KEBAYORAN – Sekitar 200 warga Rumah Dinas KPAD Tanah Kusir, Kebayoran Lama, Jakarta Selatan melakukan aksi unjuk rasa menolak pengosongan rumah mereka. Menanggapi hal tersebut, Kapendam Jaya/Jayakarta Kolonel Inf. Kristomei Sianturi angkat suara saat dihubungi Infonitas.com.

Kristomei menjelaskan upaya pengosongan tersebut sudah melalui serangkaian tahapan mulai dari sosialisasi sampai pemberian Surat Pringatan (SP) 1, SP 2, dan SP 3. “Kita bantu pemindahannya dengan memfasilitasi pengangkatan barang-barang. Bahkan kita sediakan kos untuk mereka yang belum memiliki rumah tinggal,” ucapnya.

Pihaknya melakukan pengosongan terhadap 10 rumah dinas milik Kodam Jaya/Jayakarta di KPAD Tanah Kusir, Kebayoran Lama. Pengosongan itu sudah sesuai dengan Permenhan No. 30 Tahun 2009 tertanggal 31 Desember tentang Tata Cara Pembinaan Rumah Negara di lingkungan Departemen Pertahanan dan Tentara Nasional Indonesia.

Menurutnya, pengosongan ini bertujuan menyelamatkan inventaris negara yang dipercayakan kepada TNI AD Cq Kodam Jaya berupa tanah dan bangunan, agar tidak disalahgunakan oleh pihak-pihak yang tidak berhak tinggal di rumah dinas tersebut.

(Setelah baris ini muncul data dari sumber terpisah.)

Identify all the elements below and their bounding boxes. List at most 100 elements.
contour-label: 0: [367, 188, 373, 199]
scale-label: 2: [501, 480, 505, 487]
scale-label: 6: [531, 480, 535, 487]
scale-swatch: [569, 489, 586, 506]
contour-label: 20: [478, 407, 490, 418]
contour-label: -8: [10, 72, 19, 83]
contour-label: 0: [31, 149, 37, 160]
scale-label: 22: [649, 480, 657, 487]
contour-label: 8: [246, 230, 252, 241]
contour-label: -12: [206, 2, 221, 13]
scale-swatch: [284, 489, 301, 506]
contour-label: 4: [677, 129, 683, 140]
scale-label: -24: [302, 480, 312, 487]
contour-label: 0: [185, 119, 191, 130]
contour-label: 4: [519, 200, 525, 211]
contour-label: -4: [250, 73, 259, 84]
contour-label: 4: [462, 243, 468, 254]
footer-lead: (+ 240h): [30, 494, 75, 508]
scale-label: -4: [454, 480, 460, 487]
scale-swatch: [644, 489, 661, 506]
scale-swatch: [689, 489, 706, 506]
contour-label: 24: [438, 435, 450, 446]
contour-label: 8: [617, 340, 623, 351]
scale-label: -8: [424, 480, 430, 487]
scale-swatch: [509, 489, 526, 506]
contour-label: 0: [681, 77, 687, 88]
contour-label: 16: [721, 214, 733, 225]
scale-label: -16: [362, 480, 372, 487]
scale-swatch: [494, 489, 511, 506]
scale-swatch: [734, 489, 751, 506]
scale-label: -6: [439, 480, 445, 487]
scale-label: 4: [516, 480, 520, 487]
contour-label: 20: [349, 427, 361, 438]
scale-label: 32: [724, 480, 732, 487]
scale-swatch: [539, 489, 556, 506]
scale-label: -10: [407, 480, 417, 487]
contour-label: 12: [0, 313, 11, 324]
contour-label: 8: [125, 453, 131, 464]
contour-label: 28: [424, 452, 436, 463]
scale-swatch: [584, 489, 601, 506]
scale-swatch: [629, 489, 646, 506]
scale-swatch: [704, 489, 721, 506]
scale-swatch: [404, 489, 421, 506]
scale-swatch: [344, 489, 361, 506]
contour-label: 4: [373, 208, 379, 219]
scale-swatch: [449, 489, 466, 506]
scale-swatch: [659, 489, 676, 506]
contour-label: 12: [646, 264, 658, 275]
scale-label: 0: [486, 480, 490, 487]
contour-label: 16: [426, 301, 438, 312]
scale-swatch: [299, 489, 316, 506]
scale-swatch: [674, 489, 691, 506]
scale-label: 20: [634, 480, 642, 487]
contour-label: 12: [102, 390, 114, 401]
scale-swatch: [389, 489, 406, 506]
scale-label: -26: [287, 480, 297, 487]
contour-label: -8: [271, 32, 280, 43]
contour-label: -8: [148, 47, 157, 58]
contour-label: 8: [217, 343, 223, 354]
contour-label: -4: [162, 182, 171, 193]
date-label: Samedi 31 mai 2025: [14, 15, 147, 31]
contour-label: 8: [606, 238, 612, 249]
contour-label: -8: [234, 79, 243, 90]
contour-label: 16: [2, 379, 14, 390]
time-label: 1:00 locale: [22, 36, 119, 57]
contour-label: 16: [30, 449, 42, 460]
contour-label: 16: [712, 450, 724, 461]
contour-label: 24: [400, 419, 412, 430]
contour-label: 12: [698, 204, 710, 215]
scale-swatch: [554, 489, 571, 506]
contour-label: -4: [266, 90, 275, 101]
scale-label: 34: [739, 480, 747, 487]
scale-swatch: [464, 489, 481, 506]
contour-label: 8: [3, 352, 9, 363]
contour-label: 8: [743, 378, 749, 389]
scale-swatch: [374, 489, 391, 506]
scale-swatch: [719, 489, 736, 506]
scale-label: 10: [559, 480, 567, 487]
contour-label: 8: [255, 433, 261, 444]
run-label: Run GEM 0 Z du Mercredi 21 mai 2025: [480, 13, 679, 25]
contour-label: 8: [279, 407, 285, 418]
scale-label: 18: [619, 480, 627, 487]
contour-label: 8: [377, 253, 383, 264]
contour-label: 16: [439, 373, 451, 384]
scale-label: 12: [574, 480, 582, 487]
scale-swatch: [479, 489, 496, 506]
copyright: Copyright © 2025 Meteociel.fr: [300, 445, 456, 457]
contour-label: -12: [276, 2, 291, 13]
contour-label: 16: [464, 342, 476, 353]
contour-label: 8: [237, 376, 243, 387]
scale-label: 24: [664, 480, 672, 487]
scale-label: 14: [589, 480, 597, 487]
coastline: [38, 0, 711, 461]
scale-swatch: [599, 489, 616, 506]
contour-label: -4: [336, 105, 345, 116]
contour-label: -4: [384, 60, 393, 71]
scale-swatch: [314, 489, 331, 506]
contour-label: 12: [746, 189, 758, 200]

“Yang berhak tinggal di sana adalah TNI atau PNS aktif, purnawirawan dan kita kasih toleransi sampai janda Warakawuri. Kondisi yang sekarang terjadi, di rumah dinas yang akan dikosongkan itu sudah ditempati anak cucu, bahkan ada yang sudah berpindah tangan ke pihak ketiga, bukan keluarga besar TNI AD, Kodam Jaya lagi,” terang Kristomei.